Concerns related to adverse effects:
• Bariatric surgery: Presurgical assessment of the indication for use, symptoms, and goals of therapy should be documented to enable postsurgical assessment. A small pharmacokinetic study showed an approximate decrease in bupropion exposure of 50% up to 1 year after Roux-en-Y gastric bypass (Puris 2019). Bupropion has been used to augment weight loss after bariatric surgery in patients in whom weight loss goals have not been met, or who regain weight (Stanford 2017). Although no safety concerns were identified with bupropion use for weight loss after bariatric surgery, other weight loss medications appear more effective (Stanford 2017). Monitor for continued efficacy after bariatric surgery and consider switching to an alternate medication if symptoms worsen.
• Cognitive impairment: May cause motor or cognitive impairment in some patients, which may impair physical or mental abilities; patients must be cautioned about performing tasks which require mental alertness (eg, operating machinery or driving).

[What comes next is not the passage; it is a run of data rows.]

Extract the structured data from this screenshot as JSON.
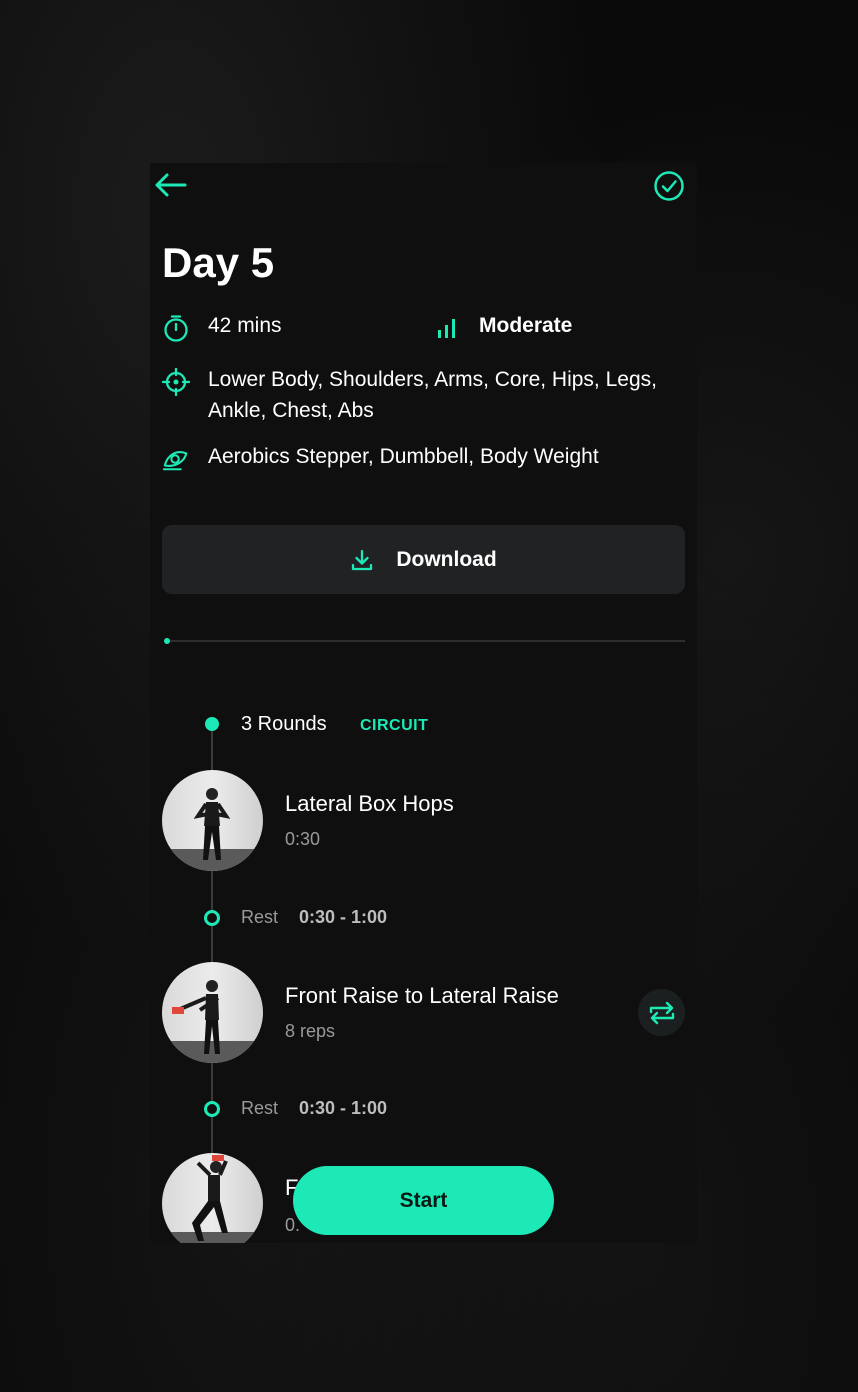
{
  "workout": {
    "title": "Day 5",
    "duration": "42 mins",
    "level": "Moderate",
    "target_areas": "Lower Body, Shoulders, Arms, Core, Hips, Legs, Ankle, Chest, Abs",
    "equipment": "Aerobics Stepper, Dumbbell, Body Weight"
  },
  "download_label": "Download",
  "circuit": {
    "rounds_label": "3 Rounds",
    "type_tag": "CIRCUIT"
  },
  "exercises": [
    {
      "name": "Lateral Box Hops",
      "detail": "0:30"
    },
    {
      "name": "Front Raise to Lateral Raise",
      "detail": "8 reps"
    },
    {
      "name": "F",
      "detail": "0."
    }
  ],
  "rests": [
    {
      "label": "Rest",
      "value": "0:30 - 1:00"
    },
    {
      "label": "Rest",
      "value": "0:30 - 1:00"
    }
  ],
  "start_label": "Start",
  "icons": {
    "back": "arrow-left-icon",
    "complete": "check-circle-icon",
    "duration": "stopwatch-icon",
    "level": "signal-bars-icon",
    "target": "crosshair-icon",
    "equipment": "equipment-icon",
    "download": "download-icon",
    "swap": "swap-icon"
  },
  "colors": {
    "accent": "#1de9b6",
    "background": "#0f0f0f",
    "card": "#202224"
  }
}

• Hypertension: May elevate BP and cause hypertension. Events have been observed in patients with or without evidence of preexisting hypertension.
• Weight loss: May cause weight loss; use caution in patients where weight loss is not desirable.
Disease-related concerns:
• Cardiovascular disease: Use with caution in patients with cardiovascular disease, history of hypertension, or coronary artery disease; treatment-emergent hypertension (including some severe cases) has been reported, both with bupropion alone and in combination with nicotine transdermal systems.
• Hepatic impairment: Use caution in patients with hepatic impairment and use extreme caution in patients with severe hepatic cirrhosis; plasma concentrations are increased. Use caution in patients with hepatic encephalopathy due to the risk of neurocognitive effects (Mauri 2014; Mullish 2014). Consider a reduction in dose and/or frequency.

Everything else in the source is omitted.